Of the adult diabetic population approximately 90 to 95 percent of adults and about half of the child diabetic population have Type 2 diabetes. Type 2 diabetes is a combination of two problems. The first problem relates to a decreased production of insulin. This decreased production relates to the exhaustion or “burnout” of the cells that produce insulin over time. This exhaustion occurs as the body’s demands for more insulin increase. The result of cell exhaustion is a decline in the amount of insulin that the cells can produce.

 

Insulin Resistance

 

The second related problem is a process called “insulin resistance”. Insulin resistance refers to a problem with the body’s response to insulin. The cells of your muscles and your fats actually don’t listen to the insulin and have trouble getting glucose from the bloodstream into the cells.

 

Initially, a person’s insulin resistance triggers the pancreas to respond by making additional insulin. In the beginning the extra production of insulin is able to compensate for the resistance, but with time the cells can become more and more resistant. Instead of needing twice as much insulin, after some time, a person might need three times as much insulin.

 

But over time, this insulin-producing cell can wear out. They effectively get tired from producing extra insulin, and they actually start to fail or burnout.

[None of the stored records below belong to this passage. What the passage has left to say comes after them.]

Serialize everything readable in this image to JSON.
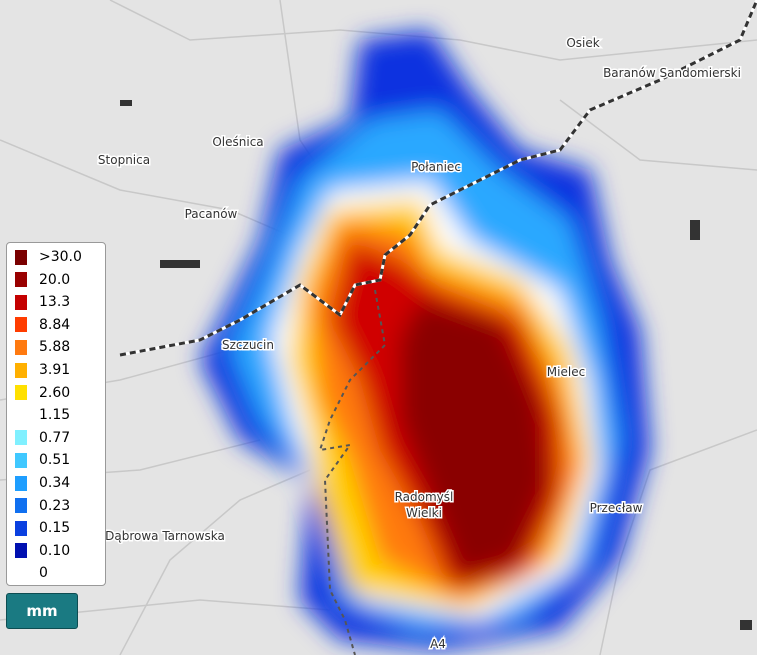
{
  "places": [
    {
      "label": "Osiek"
    },
    {
      "label": "Baranów Sandomierski"
    },
    {
      "label": "Stopnica"
    },
    {
      "label": "Oleśnica"
    },
    {
      "label": "Połaniec"
    },
    {
      "label": "Pacanów"
    },
    {
      "label": "Szczucin"
    },
    {
      "label": "Mielec"
    },
    {
      "label": "Radomyśl"
    },
    {
      "label": "Wielki"
    },
    {
      "label": "Przecław"
    },
    {
      "label": "Dąbrowa Tarnowska"
    },
    {
      "label": "A4"
    }
  ],
  "legend": {
    "entries": [
      {
        "label": ">30.0",
        "color": "#7a0000"
      },
      {
        "label": "20.0",
        "color": "#990000"
      },
      {
        "label": "13.3",
        "color": "#c40000"
      },
      {
        "label": "8.84",
        "color": "#ff3c00"
      },
      {
        "label": "5.88",
        "color": "#ff7a10"
      },
      {
        "label": "3.91",
        "color": "#ffb000"
      },
      {
        "label": "2.60",
        "color": "#ffe000"
      },
      {
        "label": "1.15",
        "color": "#ffffff"
      },
      {
        "label": "0.77",
        "color": "#80f0ff"
      },
      {
        "label": "0.51",
        "color": "#40c8ff"
      },
      {
        "label": "0.34",
        "color": "#1e9eff"
      },
      {
        "label": "0.23",
        "color": "#1070f0"
      },
      {
        "label": "0.15",
        "color": "#0a40e0"
      },
      {
        "label": "0.10",
        "color": "#0010b0"
      },
      {
        "label": "0",
        "color": "#ffffff"
      }
    ]
  },
  "unit_button": {
    "label": "mm"
  }
}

This process is referred to as “beta cell burnout”.  If the process of insulin resistance is not reversed, a person’s beta cells start to fail and often by the time she is formally diagnosed with Type 2 diabetes, she might only have about 50 to 60 percent of the original beta cells left. The result is fewer cells trying to produce more insulin. The diabetes diagnosis is triggered, because the blood sugars become too high because an insufficient amount of insulin is produced.

 

  Over time, if there isn’t anything done to combat insulin resistance, insulin production declines even more, and every year, a person can burn out more and more beta cells. Once a person has had diabetes for 10 to 20 years it is possible that she produces such a small amount of insulin that insulin injections will be required to replace the insulin because she just doesn’t make enough anymore.